The best things in life are free. The opening line of Motown founder Berry Gordy’s classic song is not a view traditionally shared by newspaper commentators. Nor by journalists, for which the “free sheet” has been pretty much bottom of the editorial pecking order. Nor by newspaper managers, whose attitude has tended towards the song’s following lines. Save you editorial quality for the birds and bees. We want money.
Bt Dan Bourke’s impassioned defence of quality free newspapers and their teams, see feature section, may make soon of them at least think of changing their tune.
The quiet revolution that he describes, in which free newspapers are shaking off their Cinderella image and engaging readers with their scoops and quality copy, may well be having a fundamental impact on the shape of the industry.
A crucial point is that frees are bringing new readers to the newspaper habit.

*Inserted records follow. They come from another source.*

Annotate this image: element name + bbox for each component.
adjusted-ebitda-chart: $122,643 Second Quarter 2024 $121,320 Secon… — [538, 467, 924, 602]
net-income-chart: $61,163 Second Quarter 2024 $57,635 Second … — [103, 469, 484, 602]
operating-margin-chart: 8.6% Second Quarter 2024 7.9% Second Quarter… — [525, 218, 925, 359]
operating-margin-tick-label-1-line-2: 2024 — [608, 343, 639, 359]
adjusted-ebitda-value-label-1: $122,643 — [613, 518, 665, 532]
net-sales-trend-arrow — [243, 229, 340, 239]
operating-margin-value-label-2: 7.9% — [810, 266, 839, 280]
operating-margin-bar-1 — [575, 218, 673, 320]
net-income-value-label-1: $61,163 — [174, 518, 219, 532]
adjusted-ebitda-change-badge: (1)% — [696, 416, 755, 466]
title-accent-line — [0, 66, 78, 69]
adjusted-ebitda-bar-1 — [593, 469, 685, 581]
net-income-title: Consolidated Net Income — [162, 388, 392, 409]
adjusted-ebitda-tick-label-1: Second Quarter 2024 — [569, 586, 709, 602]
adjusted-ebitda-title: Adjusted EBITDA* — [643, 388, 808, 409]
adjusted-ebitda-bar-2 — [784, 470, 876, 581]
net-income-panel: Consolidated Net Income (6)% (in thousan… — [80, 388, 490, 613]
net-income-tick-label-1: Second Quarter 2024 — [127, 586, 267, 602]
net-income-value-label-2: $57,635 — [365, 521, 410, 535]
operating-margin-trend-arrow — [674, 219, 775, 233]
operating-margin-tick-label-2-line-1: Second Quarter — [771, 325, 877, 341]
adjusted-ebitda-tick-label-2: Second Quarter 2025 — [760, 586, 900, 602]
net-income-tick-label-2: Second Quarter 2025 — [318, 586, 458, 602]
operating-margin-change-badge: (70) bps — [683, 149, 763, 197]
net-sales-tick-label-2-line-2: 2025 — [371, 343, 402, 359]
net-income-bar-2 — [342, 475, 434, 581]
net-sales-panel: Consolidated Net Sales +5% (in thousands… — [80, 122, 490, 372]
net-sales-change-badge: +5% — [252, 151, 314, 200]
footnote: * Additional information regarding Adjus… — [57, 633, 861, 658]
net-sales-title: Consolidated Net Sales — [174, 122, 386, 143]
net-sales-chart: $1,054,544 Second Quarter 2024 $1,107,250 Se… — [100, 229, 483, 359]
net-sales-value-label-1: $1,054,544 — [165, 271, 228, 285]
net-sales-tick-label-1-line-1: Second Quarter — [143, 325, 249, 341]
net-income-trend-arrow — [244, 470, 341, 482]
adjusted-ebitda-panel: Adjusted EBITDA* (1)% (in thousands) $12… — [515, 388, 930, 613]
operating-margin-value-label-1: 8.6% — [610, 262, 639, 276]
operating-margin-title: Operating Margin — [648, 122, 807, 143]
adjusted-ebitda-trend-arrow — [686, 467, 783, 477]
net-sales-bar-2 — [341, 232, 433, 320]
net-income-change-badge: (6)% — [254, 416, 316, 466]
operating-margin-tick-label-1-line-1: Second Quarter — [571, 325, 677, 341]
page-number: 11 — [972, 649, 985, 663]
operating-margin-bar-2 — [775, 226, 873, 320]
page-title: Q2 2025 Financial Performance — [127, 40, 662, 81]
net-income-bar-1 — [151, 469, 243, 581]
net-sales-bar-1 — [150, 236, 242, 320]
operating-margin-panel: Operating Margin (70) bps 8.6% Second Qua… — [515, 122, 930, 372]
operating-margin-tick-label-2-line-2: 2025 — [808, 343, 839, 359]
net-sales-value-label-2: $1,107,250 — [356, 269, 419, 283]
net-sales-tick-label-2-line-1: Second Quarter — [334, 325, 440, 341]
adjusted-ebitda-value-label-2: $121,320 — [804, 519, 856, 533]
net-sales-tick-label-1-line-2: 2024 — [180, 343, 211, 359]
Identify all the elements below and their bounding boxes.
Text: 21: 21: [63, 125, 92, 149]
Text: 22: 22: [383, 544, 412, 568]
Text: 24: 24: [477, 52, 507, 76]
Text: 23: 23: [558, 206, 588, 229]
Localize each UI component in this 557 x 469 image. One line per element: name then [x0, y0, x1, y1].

Around half of the punters who pick up Metros around the country were previously not reading any newspaper at all. That simply cannot be a bad thing.
Whether Richard Desmond’s motives behind his prospective new free afternoon title for London are quite so altruistic is debatable.

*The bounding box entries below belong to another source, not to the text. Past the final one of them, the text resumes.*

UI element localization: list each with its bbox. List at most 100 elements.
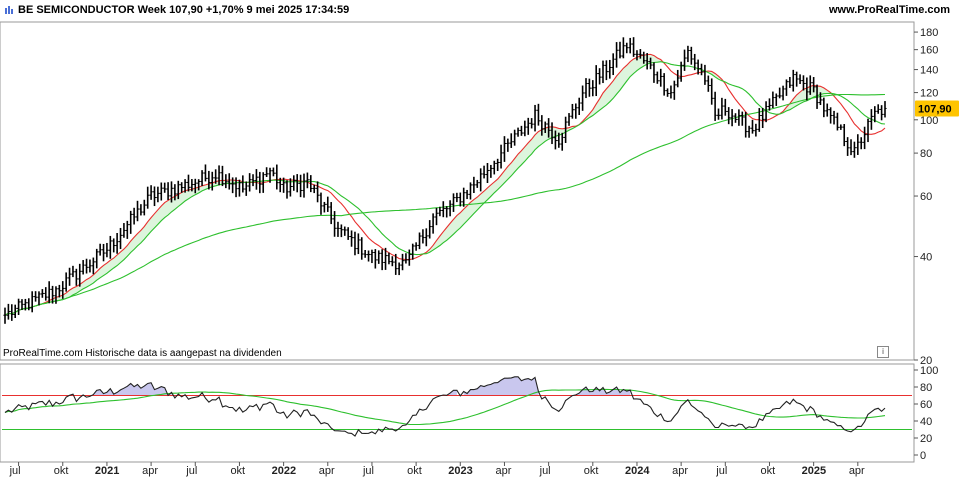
price-bar [791,69,795,92]
price-bar [608,59,612,79]
price-bar [513,129,517,146]
price-y-tick-label: 100 [920,115,938,127]
price-bar [672,80,676,100]
price-bar [482,165,486,179]
x-tick-label: 2024 [625,465,650,477]
price-bar [740,111,744,126]
price-bar [883,101,887,118]
price-bar [424,228,428,247]
price-bar [244,181,248,196]
price-bar [581,85,585,111]
price-bar [414,242,418,251]
price-bar [761,107,765,129]
price-bar [584,78,588,99]
price-bar [614,42,619,68]
price-bar [142,199,146,216]
price-bar [183,179,187,193]
price-bar [523,120,527,137]
price-bar [193,178,197,194]
price-bar [839,124,843,130]
info-icon[interactable]: i [877,346,889,358]
price-y-tick-label: 140 [920,65,938,77]
price-bar [825,103,829,117]
price-bar [370,249,374,264]
price-bar [329,202,333,225]
price-bar [778,87,782,99]
price-bar [309,175,313,193]
price-bar [265,167,269,177]
price-bar [489,164,493,178]
x-tick-label: jul [185,465,197,477]
price-bar [706,75,710,92]
price-y-tick-label: 180 [920,27,938,39]
bar-chart-icon[interactable] [4,5,14,15]
price-bar [703,64,707,85]
price-bar [744,111,748,138]
price-bar [499,144,503,169]
price-bar [846,137,850,156]
price-bar [305,172,309,189]
price-bar [37,291,41,306]
price-bar [47,281,51,304]
price-bar [44,287,48,301]
price-bar [431,213,435,234]
oscillator-y-tick-label: 100 [920,365,938,377]
price-bar [618,41,622,59]
price-bar [747,125,751,138]
price-bar [757,108,761,132]
dividend-footnote: ProRealTime.com Historische data is aang… [3,348,282,359]
price-bar [190,179,194,192]
price-bar [251,174,255,187]
price-bar [574,103,578,119]
price-bar [597,68,602,85]
price-bar [319,192,323,215]
price-bar [139,204,143,216]
price-bar [61,281,65,299]
price-bar [713,91,717,121]
x-tick-label: okt [760,465,775,477]
price-bar [727,107,731,125]
price-y-tick-label: 40 [920,252,932,264]
price-bar [784,79,789,96]
price-bar [655,71,659,84]
price-bar [506,138,510,152]
x-tick-label: okt [407,465,422,477]
price-bar [241,175,245,193]
price-bar [275,164,279,190]
price-bar [553,130,558,150]
oscillator-y-tick-label: 80 [920,382,932,394]
price-bar [577,97,581,116]
price-bar [3,307,7,324]
axes-layer: 20 40 60 80 100 120 140 160 180 107,90 0 20 40 60 80 10… [9,27,959,477]
price-bar [856,134,860,155]
price-bar [852,141,857,158]
price-bar [516,127,520,137]
price-bar [339,224,343,238]
price-bar [78,263,82,287]
price-bar [407,249,411,266]
price-bar [203,164,208,182]
price-bar [254,169,259,190]
price-bar [815,84,819,109]
price-y-tick-label: 20 [920,355,932,367]
price-bar [166,182,170,201]
oscillator-layer [2,376,912,437]
price-bar [448,200,452,217]
price-bar [258,171,262,194]
price-bar [635,50,639,61]
oscillator-line [4,376,886,437]
price-bar [98,243,102,256]
x-tick-label: apr [672,465,688,477]
price-bar [132,207,136,225]
ma-red-line [4,53,886,316]
price-bar [631,37,636,57]
price-y-tick-label: 120 [920,88,938,100]
price-bar [812,77,816,93]
price-bar [543,121,547,134]
price-bar [723,98,727,116]
price-bar [869,109,874,130]
source-link[interactable]: www.ProRealTime.com [828,4,950,16]
price-bar [750,119,755,134]
price-bar [682,49,687,71]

But his team should note that the key word in Bourke’s piece is, of course, “quality.” As he says, producing something written and subbed by a skivvy on a Mac is not the answer. Editorial investment is.
Media’s Kelly confusion
How do you get from “Matthew Kelly in Boy Sex Arrest” in 156 point caps on the front page to a leader condemning “Trial by fame” in just five weeks? Or from a spread on “Weird family life of TV’s Mr Saturday Night” to a front-page “Pilloried” over the same period? A number of newspapers found out how this week after the police said they had no evidence to charge the TV star.
The sound of gears crunching into reverse in the Fleet Street fleet was almost deafening.
There is, of course, a real danger of shooting the messenger here. No newspaper could ignore the leak of such a well-known name and such serious allegations –first broken by ITN, incidentally, lest the tabloid-bashing broadcast brigade get too high on their horses. But what are the public to make of it when their messenger’s messages are so mixed?